The takeaway: Personal saving doesn’t come close to explaining households’ Total return on assets, Total property income, Total income, or Total saving, or the incredible (inexplicable?) runup in U.S. households’ spendable assets during the global shutdown that covid delivered. Here’s a graph from an earlier post, with data through 2022. See also here.
$38T — most of which went to the top 20%. Personal saving over that period was $16T. The rest came from Holding gains and Other changes.
Thanks for reading. Comments, and especially notes pointing out any errors, are welcome as always.

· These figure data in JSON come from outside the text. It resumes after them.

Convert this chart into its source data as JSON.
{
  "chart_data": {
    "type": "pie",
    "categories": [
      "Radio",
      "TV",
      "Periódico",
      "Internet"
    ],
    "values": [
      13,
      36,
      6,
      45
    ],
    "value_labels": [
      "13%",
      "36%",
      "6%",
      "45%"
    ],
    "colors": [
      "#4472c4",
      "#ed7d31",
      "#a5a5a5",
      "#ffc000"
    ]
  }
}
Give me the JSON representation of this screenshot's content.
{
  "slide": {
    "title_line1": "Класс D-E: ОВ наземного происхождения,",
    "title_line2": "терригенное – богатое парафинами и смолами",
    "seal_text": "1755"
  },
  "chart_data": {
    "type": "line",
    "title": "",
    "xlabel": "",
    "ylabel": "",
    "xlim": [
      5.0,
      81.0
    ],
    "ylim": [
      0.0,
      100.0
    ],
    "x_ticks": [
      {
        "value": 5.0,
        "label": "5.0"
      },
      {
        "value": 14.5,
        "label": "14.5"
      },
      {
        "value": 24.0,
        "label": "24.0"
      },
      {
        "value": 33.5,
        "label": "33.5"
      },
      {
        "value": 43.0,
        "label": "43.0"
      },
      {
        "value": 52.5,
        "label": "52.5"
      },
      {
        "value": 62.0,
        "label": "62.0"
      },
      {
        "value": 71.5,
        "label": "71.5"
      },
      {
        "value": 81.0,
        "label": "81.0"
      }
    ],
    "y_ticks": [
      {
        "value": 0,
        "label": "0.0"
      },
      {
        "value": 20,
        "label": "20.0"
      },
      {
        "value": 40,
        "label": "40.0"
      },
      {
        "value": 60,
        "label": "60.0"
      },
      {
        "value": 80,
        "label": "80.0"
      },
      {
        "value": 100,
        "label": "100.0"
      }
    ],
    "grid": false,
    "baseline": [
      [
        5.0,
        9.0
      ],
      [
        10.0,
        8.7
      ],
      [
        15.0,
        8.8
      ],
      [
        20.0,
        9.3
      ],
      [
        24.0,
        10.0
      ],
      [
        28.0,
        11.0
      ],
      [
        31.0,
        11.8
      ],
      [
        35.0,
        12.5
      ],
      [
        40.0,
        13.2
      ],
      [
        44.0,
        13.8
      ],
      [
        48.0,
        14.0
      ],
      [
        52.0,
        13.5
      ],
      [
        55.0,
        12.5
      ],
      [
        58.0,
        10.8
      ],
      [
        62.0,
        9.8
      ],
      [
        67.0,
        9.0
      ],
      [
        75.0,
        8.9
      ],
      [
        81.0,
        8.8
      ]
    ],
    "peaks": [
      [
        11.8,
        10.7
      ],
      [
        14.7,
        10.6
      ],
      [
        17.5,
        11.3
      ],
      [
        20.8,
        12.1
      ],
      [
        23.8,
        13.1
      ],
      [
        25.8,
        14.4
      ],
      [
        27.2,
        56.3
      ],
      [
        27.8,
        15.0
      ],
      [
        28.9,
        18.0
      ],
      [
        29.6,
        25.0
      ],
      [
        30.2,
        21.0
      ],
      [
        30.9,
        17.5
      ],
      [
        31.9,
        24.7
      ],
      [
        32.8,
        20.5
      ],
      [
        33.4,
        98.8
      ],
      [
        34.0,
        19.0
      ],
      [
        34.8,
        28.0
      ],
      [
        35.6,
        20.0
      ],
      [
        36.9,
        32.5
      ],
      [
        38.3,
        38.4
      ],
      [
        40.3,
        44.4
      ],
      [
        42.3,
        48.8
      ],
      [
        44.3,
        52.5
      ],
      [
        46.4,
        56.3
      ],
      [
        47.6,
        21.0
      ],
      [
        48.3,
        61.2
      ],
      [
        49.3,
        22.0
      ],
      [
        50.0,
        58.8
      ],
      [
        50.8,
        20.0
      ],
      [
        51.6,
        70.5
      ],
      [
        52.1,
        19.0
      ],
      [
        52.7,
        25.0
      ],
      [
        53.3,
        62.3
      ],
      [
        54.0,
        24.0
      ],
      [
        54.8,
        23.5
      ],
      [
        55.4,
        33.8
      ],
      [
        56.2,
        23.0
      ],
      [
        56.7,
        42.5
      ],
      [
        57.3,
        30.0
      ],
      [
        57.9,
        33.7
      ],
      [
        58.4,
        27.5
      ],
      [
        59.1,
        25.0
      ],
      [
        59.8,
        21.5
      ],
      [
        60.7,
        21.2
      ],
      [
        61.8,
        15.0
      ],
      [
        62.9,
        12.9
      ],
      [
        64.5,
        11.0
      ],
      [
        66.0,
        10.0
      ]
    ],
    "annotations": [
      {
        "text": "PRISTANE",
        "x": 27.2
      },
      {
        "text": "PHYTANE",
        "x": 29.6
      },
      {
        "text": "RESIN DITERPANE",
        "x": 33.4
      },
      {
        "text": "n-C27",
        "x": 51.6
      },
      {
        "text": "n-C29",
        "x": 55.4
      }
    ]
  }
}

1 People constantly also use the plural “savings,” implying a stock measure, when they’re actually referring to the saving flow measure. Or it’s just left ambiguous. It’s ubiquitous in the economics and finance literature and conversation, and it befuddles the understandings of millions of people, including cognoscenti. Think, Bernanke’s “global savings glut.” Does he think there’s too much wealth, assets out there? Just, be vigilant in parsing and unpacking that plural, every time you see it, to be sure that you (and the speakers) actually know what they’re saying. cf Paul Romer:
2 Mortgage interest is pre-deducted from Personal income, within the calculation of (net) Rental income, in other words rental profits (including imputed profits for owner-occupiers). Mortgage interest is treated like a business expense therein. Rental profits are one category of Property income hence Personal income.
3 Piketty/Saez/Zucman and other researchers often, necessarily somewhat arbitrarily, categorize 50% of proprietors’ income as earned labor income. This increases the labor share of household income by one or two percentage points.
4 Total income is also called Haig-Simons income. For more than eight decades, economists have been calling it the “preferred” income measure — because it explains balance-sheet changes. Details here for the curious.
5 It only takes a few mouse clicks to swap bond or equity assets or ETF shares for M2 assets, checking deposits that a unit can spend. That’s exactly what retirees do: spend down their (hefty share of) household assets, swap ETFs etc. for “cash,” to periodically top up their checking/spending accounts. Real-estate assets take a bit longer to sell, of course, and (shares in) closely-held business assets — a small percentage of households’ total assets — even longer.